When Hamas launched its unprecedented attack against Israel on Oct. 7, killing 1,200 people, Indian Prime Minister Narendra Modi, like most world leaders, condemned Hamas’s horrific actions and expressed “solidarity with Israel at this difficult hour.” But the Modi government’s approach in the days and weeks that followed have set it apart from many non-Western peers. That divergence notably includes India abstaining from a U.N. resolution on Oct. 27 that called for a “humanitarian truce” (120 countries voted in favor).
India’s approach has surprised many observers for various reasons. First, the Indian government’s relative quiet about the plight of Palestinians in Gaza as the death toll tops 11,000 marks a departure from its consistent support for Palestinians since 1948. Even in the recent past, as India and Israel developed defense and commercial ties, New Delhi’s support for Israel was tempered by its historical ties. Second, through its presidency of the G-20 in 2023, India signaled its ambition to represent the voice of the Global South and ensure the developing world’s concerns get heard.
Historically, India has had a very different relationship with Israelis and Palestinians. During India’s struggle for independence from the British, the Indian anti-colonial movement supported Palestinian nationalists and India proposed a plan in 1947 to create an independent federal state of Palestine (with constitutional safeguards for the Jewish minority). The reasons were complex, stemming in part from the unease of India’s post-colonial, nationalist elites about the wisdom of creating what they perceived to be a settler state in the erstwhile British Mandate for Palestine. Consequently, when the U.N. General Assembly passed a resolution in 1947 that recommended establishing the State of Israel alongside a Palestinian one, a newly independent India was one of the few non-Arab countries that voted against the measure.
Pragmatic considerations shaped India’s position. Indian leaders felt that they could not endorse a state that was founded on religious grounds, especially coming so soon after the violent Partition of India in 1947 that led to Pakistan’s creation, an outcome that they had staunchly opposed.
India formally recognized Israel in 1950. But Indo-Israeli contacts were limited given Prime Minister Jawaharlal Nehru’s fear of stirring opposition, particularly from Indian Muslims. At the time, India also wanted to present itself as a standard-bearer against colonialism and to demonstrate its solidarity with newly decolonized Arab states, which were being courted by Pakistan. In 1974, India became the first non-Arab country to recognize the Palestine Liberation Organization as the “sole and legitimate representative of the Palestinian people.” India again claimed another first when it became the first non-Arab country to recognize the State of Palestine when the PLO proclaimed it in 1988.

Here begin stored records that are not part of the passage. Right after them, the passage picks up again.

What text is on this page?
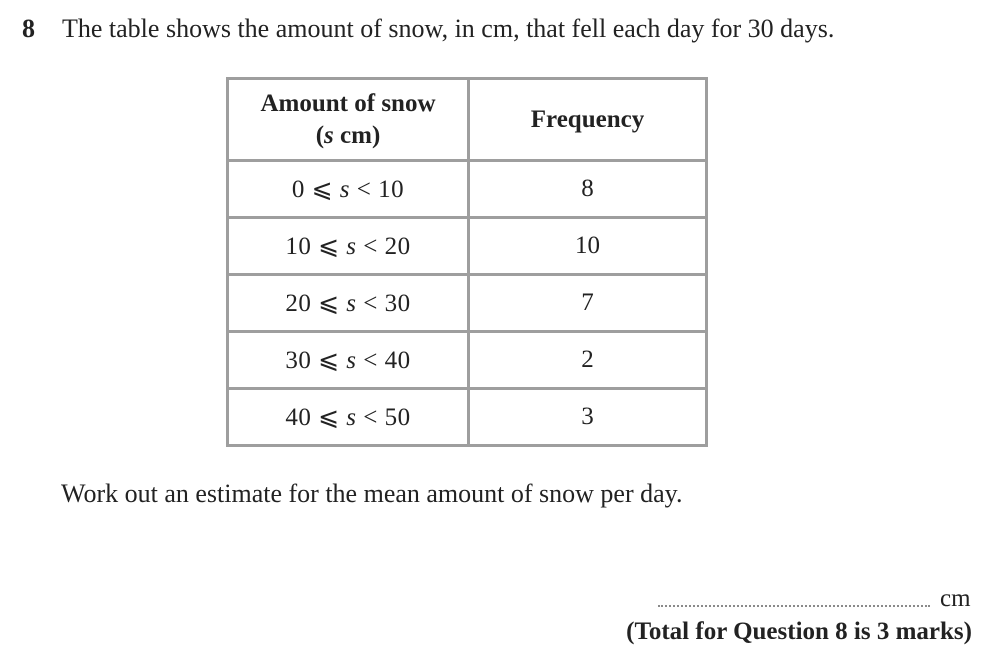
8 The table shows the amount of snow, in cm, that fell each day for 30 days.
Amount of snow
(s cm)	Frequency
0 ⩽ s < 10	8
10 ⩽ s < 20	10
20 ⩽ s < 30	7
30 ⩽ s < 40	2
40 ⩽ s < 50	3
Work out an estimate for the mean amount of snow per day.
cm
(Total for Question 8 is 3 marks)
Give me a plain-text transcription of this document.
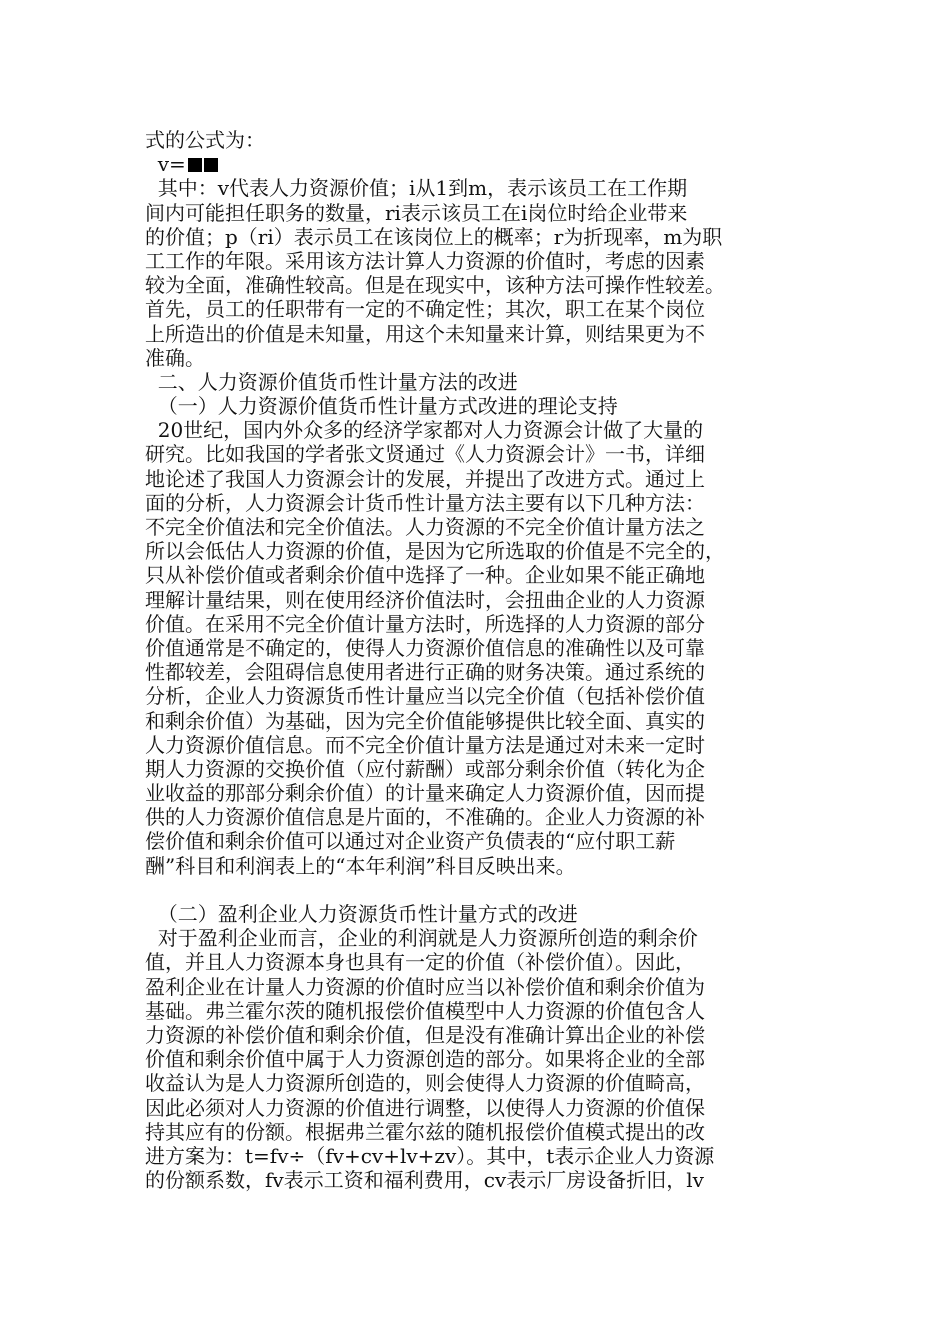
式的公式为：
v=
其中：v代表人力资源价值；i从1到m，表示该员工在工作期
间内可能担任职务的数量，ri表示该员工在i岗位时给企业带来
的价值；p（ri）表示员工在该岗位上的概率；r为折现率，m为职
工工作的年限。采用该方法计算人力资源的价值时，考虑的因素
较为全面，准确性较高。但是在现实中，该种方法可操作性较差。
首先，员工的任职带有一定的不确定性；其次，职工在某个岗位
上所造出的价值是未知量，用这个未知量来计算，则结果更为不
准确。
二、人力资源价值货币性计量方法的改进
（一）人力资源价值货币性计量方式改进的理论支持
20世纪，国内外众多的经济学家都对人力资源会计做了大量的
研究。比如我国的学者张文贤通过《人力资源会计》一书，详细
地论述了我国人力资源会计的发展，并提出了改进方式。通过上
面的分析，人力资源会计货币性计量方法主要有以下几种方法：
不完全价值法和完全价值法。人力资源的不完全价值计量方法之
所以会低估人力资源的价值，是因为它所选取的价值是不完全的，
只从补偿价值或者剩余价值中选择了一种。企业如果不能正确地
理解计量结果，则在使用经济价值法时，会扭曲企业的人力资源
价值。在采用不完全价值计量方法时，所选择的人力资源的部分
价值通常是不确定的，使得人力资源价值信息的准确性以及可靠
性都较差，会阻碍信息使用者进行正确的财务决策。通过系统的
分析，企业人力资源货币性计量应当以完全价值（包括补偿价值
和剩余价值）为基础，因为完全价值能够提供比较全面、真实的
人力资源价值信息。而不完全价值计量方法是通过对未来一定时
期人力资源的交换价值（应付薪酬）或部分剩余价值（转化为企
业收益的那部分剩余价值）的计量来确定人力资源价值，因而提
供的人力资源价值信息是片面的，不准确的。企业人力资源的补
偿价值和剩余价值可以通过对企业资产负债表的“应付职工薪
酬”科目和利润表上的“本年利润”科目反映出来。
（二）盈利企业人力资源货币性计量方式的改进
对于盈利企业而言，企业的利润就是人力资源所创造的剩余价
值，并且人力资源本身也具有一定的价值（补偿价值）。因此，
盈利企业在计量人力资源的价值时应当以补偿价值和剩余价值为
基础。弗兰霍尔茨的随机报偿价值模型中人力资源的价值包含人
力资源的补偿价值和剩余价值，但是没有准确计算出企业的补偿
价值和剩余价值中属于人力资源创造的部分。如果将企业的全部
收益认为是人力资源所创造的，则会使得人力资源的价值畸高，
因此必须对人力资源的价值进行调整，以使得人力资源的价值保
持其应有的份额。根据弗兰霍尔兹的随机报偿价值模式提出的改
进方案为：t=fv÷（fv+cv+lv+zv）。其中，t表示企业人力资源
的份额系数，fv表示工资和福利费用，cv表示厂房设备折旧，lv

It was not until 1992 that India granted full diplomatic recognition to Israel, including the opening of the Israeli Embassy in New Delhi. With the Cold War over and the impending Oslo Accords—which sought rapprochement between Israel and the Palestinians—India chose to end its policy of keeping Israel at a calculated distance. Since then, the Indo-Israeli relationship has developed steadily, especially when it comes to defense cooperation. A turning point came in 1999 when India went to war with Pakistan over the disputed Kashmir region and Israel demonstrated its willingness to provide arms and ammunition. In recent years, India has purchased about $2 billion worth of weapons annually from Israel. India has bought missiles, drones, bombs, and border-security equipment, and is now the Israeli defense industry’s biggest foreign customer.
Modi’s election in 2014 put the Indo-Israeli rapprochement into higher gear. While previous governments had made sure to keep their dealings with Israel largely silent, the Modi government has been public in its engagement with Israel. Modi was the first Indian Prime Minister to visit Israel in 2017, which was reciprocated when Netanyahu traveled to Delhi in 2018. The ideological alignment between the two right-wing leaders has certainly been more apparent than with previous governments. Members of Modi’s Hindu nationalist Bharatiya Janata Party have long regarded Israel as a model religious-nationalist state to potentially build on, in contrast to India’s founding as a secular and multi-religious one.
Still, India has reaffirmed its support for the Palestinian cause in recent years. Modi became the first Indian Prime Minister in 2018 to visit Ramallah in the occupied West Bank. India has also increased its donations to the U.N. Relief and Works Agency for Palestine Refugees in the Near East. These various gestures were meant to remind both internal and external audiences of India’s complicated stance on the Israeli-Palestinian conflict.
India’s tilt toward Israel encompasses growing trade and defense cooperation, ideological and leadership affinities, and a focus on counter-terrorism cooperation. But India is aware of potential diplomatic costs and Modi has spoken to various Arab Gulf leaders to coordinate positions; earlier this month, India voted in favor of a U.N. General Assembly resolution that condemned Israeli settlements in East Jerusalem, the West Bank, and Golan Heights.
The challenge for India ahead is maintaining the strategic defense and commercial ties with Israel while navigating its role as a Global South leader. It is a tight rope to walk.